Por: pijamasurf - 02/08/2014

Las ideas de Marx son imprescindibles cuando observamos el reflujo de recesiones económicas, apetitos imaginarios creados por el marketing, la globalización, los monopolios y las grandes ganancias del 1%.

 

Aunque el comunismo como modelo político haya perdido partidarios en los últimos tiempos, la teoría económica marxista sigue siendo de las más lúcidas para entender el modelo capitalista actual. En varios sentidos la mente detrás del comunismo es la que más claramente anticipó el consumismo y demás aristas del capitalismo moderno.

La revista Rolling Stone ha reunido 5 predicciones de la teoría marxista que pueden constatarse en el sistema económico actual, dotando de aires proféticos a Marx. En Los Hijos del Limo, Octavio Paz escribió: “las violencias y cambios del siglo XX confirman el genio apocalíptico de Marx”.

  

1. La gran recesión (la naturaleza caótica del capitalismo)

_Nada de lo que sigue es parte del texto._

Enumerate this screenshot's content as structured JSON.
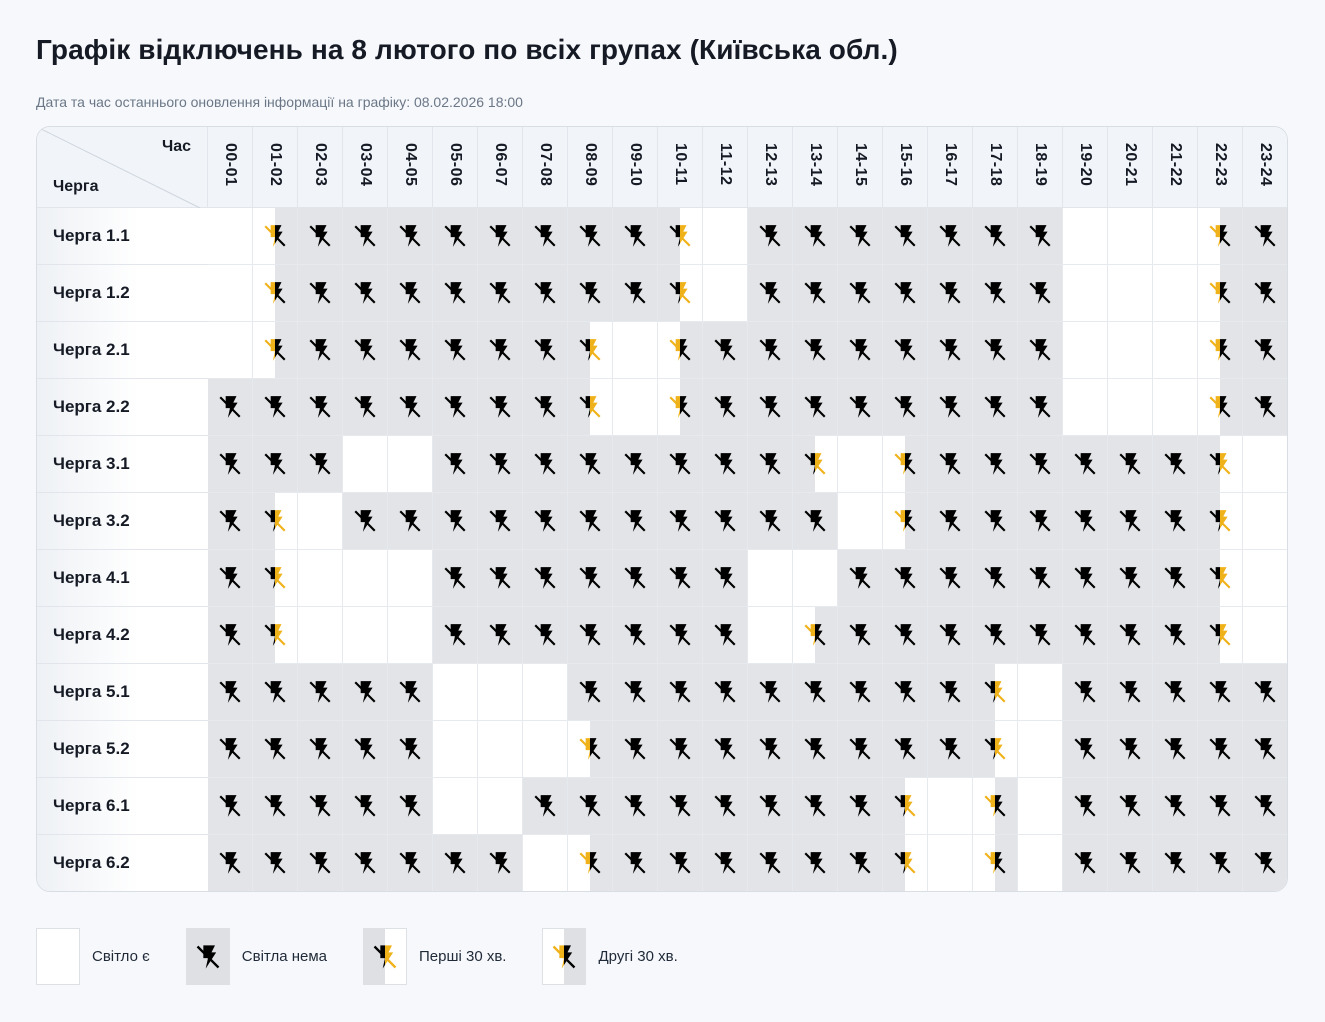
{
  "page": {
    "title": "Графік відключень на 8 лютого по всіх групах (Київська обл.)",
    "updated": "Дата та час останнього оновлення інформації на графіку: 08.02.2026 18:00"
  },
  "table": {
    "corner_hour_label": "Час",
    "corner_queue_label": "Черга",
    "hours": [
      "00-01",
      "01-02",
      "02-03",
      "03-04",
      "04-05",
      "05-06",
      "06-07",
      "07-08",
      "08-09",
      "09-10",
      "10-11",
      "11-12",
      "12-13",
      "13-14",
      "14-15",
      "15-16",
      "16-17",
      "17-18",
      "18-19",
      "19-20",
      "20-21",
      "21-22",
      "22-23",
      "23-24"
    ],
    "state_legend": {
      "Y": "power_on",
      "N": "power_off",
      "F": "first_30_min_off",
      "S": "second_30_min_off"
    },
    "rows": [
      {
        "label": "Черга 1.1",
        "states": [
          "Y",
          "S",
          "N",
          "N",
          "N",
          "N",
          "N",
          "N",
          "N",
          "N",
          "F",
          "Y",
          "N",
          "N",
          "N",
          "N",
          "N",
          "N",
          "N",
          "Y",
          "Y",
          "Y",
          "S",
          "N"
        ]
      },
      {
        "label": "Черга 1.2",
        "states": [
          "Y",
          "S",
          "N",
          "N",
          "N",
          "N",
          "N",
          "N",
          "N",
          "N",
          "F",
          "Y",
          "N",
          "N",
          "N",
          "N",
          "N",
          "N",
          "N",
          "Y",
          "Y",
          "Y",
          "S",
          "N"
        ]
      },
      {
        "label": "Черга 2.1",
        "states": [
          "Y",
          "S",
          "N",
          "N",
          "N",
          "N",
          "N",
          "N",
          "F",
          "Y",
          "S",
          "N",
          "N",
          "N",
          "N",
          "N",
          "N",
          "N",
          "N",
          "Y",
          "Y",
          "Y",
          "S",
          "N"
        ]
      },
      {
        "label": "Черга 2.2",
        "states": [
          "N",
          "N",
          "N",
          "N",
          "N",
          "N",
          "N",
          "N",
          "F",
          "Y",
          "S",
          "N",
          "N",
          "N",
          "N",
          "N",
          "N",
          "N",
          "N",
          "Y",
          "Y",
          "Y",
          "S",
          "N"
        ]
      },
      {
        "label": "Черга 3.1",
        "states": [
          "N",
          "N",
          "N",
          "Y",
          "Y",
          "N",
          "N",
          "N",
          "N",
          "N",
          "N",
          "N",
          "N",
          "F",
          "Y",
          "S",
          "N",
          "N",
          "N",
          "N",
          "N",
          "N",
          "F",
          "Y"
        ]
      },
      {
        "label": "Черга 3.2",
        "states": [
          "N",
          "F",
          "Y",
          "N",
          "N",
          "N",
          "N",
          "N",
          "N",
          "N",
          "N",
          "N",
          "N",
          "N",
          "Y",
          "S",
          "N",
          "N",
          "N",
          "N",
          "N",
          "N",
          "F",
          "Y"
        ]
      },
      {
        "label": "Черга 4.1",
        "states": [
          "N",
          "F",
          "Y",
          "Y",
          "Y",
          "N",
          "N",
          "N",
          "N",
          "N",
          "N",
          "N",
          "Y",
          "Y",
          "N",
          "N",
          "N",
          "N",
          "N",
          "N",
          "N",
          "N",
          "F",
          "Y"
        ]
      },
      {
        "label": "Черга 4.2",
        "states": [
          "N",
          "F",
          "Y",
          "Y",
          "Y",
          "N",
          "N",
          "N",
          "N",
          "N",
          "N",
          "N",
          "Y",
          "S",
          "N",
          "N",
          "N",
          "N",
          "N",
          "N",
          "N",
          "N",
          "F",
          "Y"
        ]
      },
      {
        "label": "Черга 5.1",
        "states": [
          "N",
          "N",
          "N",
          "N",
          "N",
          "Y",
          "Y",
          "Y",
          "N",
          "N",
          "N",
          "N",
          "N",
          "N",
          "N",
          "N",
          "N",
          "F",
          "Y",
          "N",
          "N",
          "N",
          "N",
          "N"
        ]
      },
      {
        "label": "Черга 5.2",
        "states": [
          "N",
          "N",
          "N",
          "N",
          "N",
          "Y",
          "Y",
          "Y",
          "S",
          "N",
          "N",
          "N",
          "N",
          "N",
          "N",
          "N",
          "N",
          "F",
          "Y",
          "N",
          "N",
          "N",
          "N",
          "N"
        ]
      },
      {
        "label": "Черга 6.1",
        "states": [
          "N",
          "N",
          "N",
          "N",
          "N",
          "Y",
          "Y",
          "N",
          "N",
          "N",
          "N",
          "N",
          "N",
          "N",
          "N",
          "F",
          "Y",
          "S",
          "Y",
          "N",
          "N",
          "N",
          "N",
          "N"
        ]
      },
      {
        "label": "Черга 6.2",
        "states": [
          "N",
          "N",
          "N",
          "N",
          "N",
          "N",
          "N",
          "Y",
          "S",
          "N",
          "N",
          "N",
          "N",
          "N",
          "N",
          "F",
          "Y",
          "S",
          "Y",
          "N",
          "N",
          "N",
          "N",
          "N"
        ]
      }
    ]
  },
  "legend": [
    {
      "state": "Y",
      "label": "Світло є"
    },
    {
      "state": "N",
      "label": "Світла нема"
    },
    {
      "state": "F",
      "label": "Перші 30 хв."
    },
    {
      "state": "S",
      "label": "Другі 30 хв."
    }
  ],
  "colors": {
    "off_bg": "#e3e4e7",
    "on_bg": "#ffffff",
    "icon_dark": "#000000",
    "icon_accent": "#f0b21a"
  },
  "icons": {
    "outage": "no-power-bolt-icon"
  }
}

El patrón característico de agudo crecimiento y caída en el capitalismo fue descrito como “caótico” por Marx; el no tomar acción para contrarrestar esta tendencia produce siempre recesiones o depresiones económicas –esto hasta que se transforme la sociedad hacia un nuevo modo de depresión. Este patrón del materialismo histórico puede claramente presenciarse en la crisis ecónomica del 2008, precipitada por el colapso del mercado inmobiliario. Justamente debido a la utilización de instrumentos financieros, “capital ficticio”, en términos de Marx.

 

2. Apetitos imaginarios

Escribiendo hace 150 años Marx ya había detectado la tendencia del capitalismo, en búsqueda del crecimiento infinito, de crear falsas necesidades “la extensión de los productos y las necesidades se vuelve una especie de calculada y confabulatoria servidumbre a sofisticados apetitos imaginarios, inhumanos e innaturales”.  Un ejemplo patente de esto es la fiebre religiosa que generan gadgets como el iPhone 5, provocando enormes filas de fieles que buscan comprar el nuevo aparato cuando aún tienen un aparato perfectamente funcional que en realidad no difiere mucho (el iPhone 4). Como esto hay numerosos ejemplos.

 

3. La globalización del capitalismo

Como señala Sean McElwee en Rolling Stone, las ideas de la sobreproducción de Marx lo llevaron a predecir el esparcimiento del capitalismo por todo el planeta en búsqueda de  nuevos mercados. “La necesidad de un mercado en constante expansión corretea a los burgueses por toda la superficie del orbe. Debe arraigarse en todas partes, establecerse en toda partes y formar conexiones en todas partes”. Esto es lo que hoy llamamos globalización; de nuevo, Marx lo vio venir cien años antes y entendió por qué sucedería.

 

4. Monopolios

La teoría económica asume que la competencia se mantendrá de forma natural; Marx, más sagaz, notó que el poder del mercado se centralizaría en compañías monopólicas que se depredarían entre sí. No es difícil ver esta tendencia en el mundo globalizado: no sólo en Estados Unidos Wal Mart ha desplazado tiendas locales de pequeños empresarios, también en México han desaparecido minoristas a favor de gigantes que a veces usan otros nombre para poder penetrar el mercado sin que haya alarmas de monopolio. Grandes conglomerados de medios, telefónicas y petroleras son algunos otros ejemplos.

 

5. Salarios bajos, grandes ganancias (Ejército industrial de reserva)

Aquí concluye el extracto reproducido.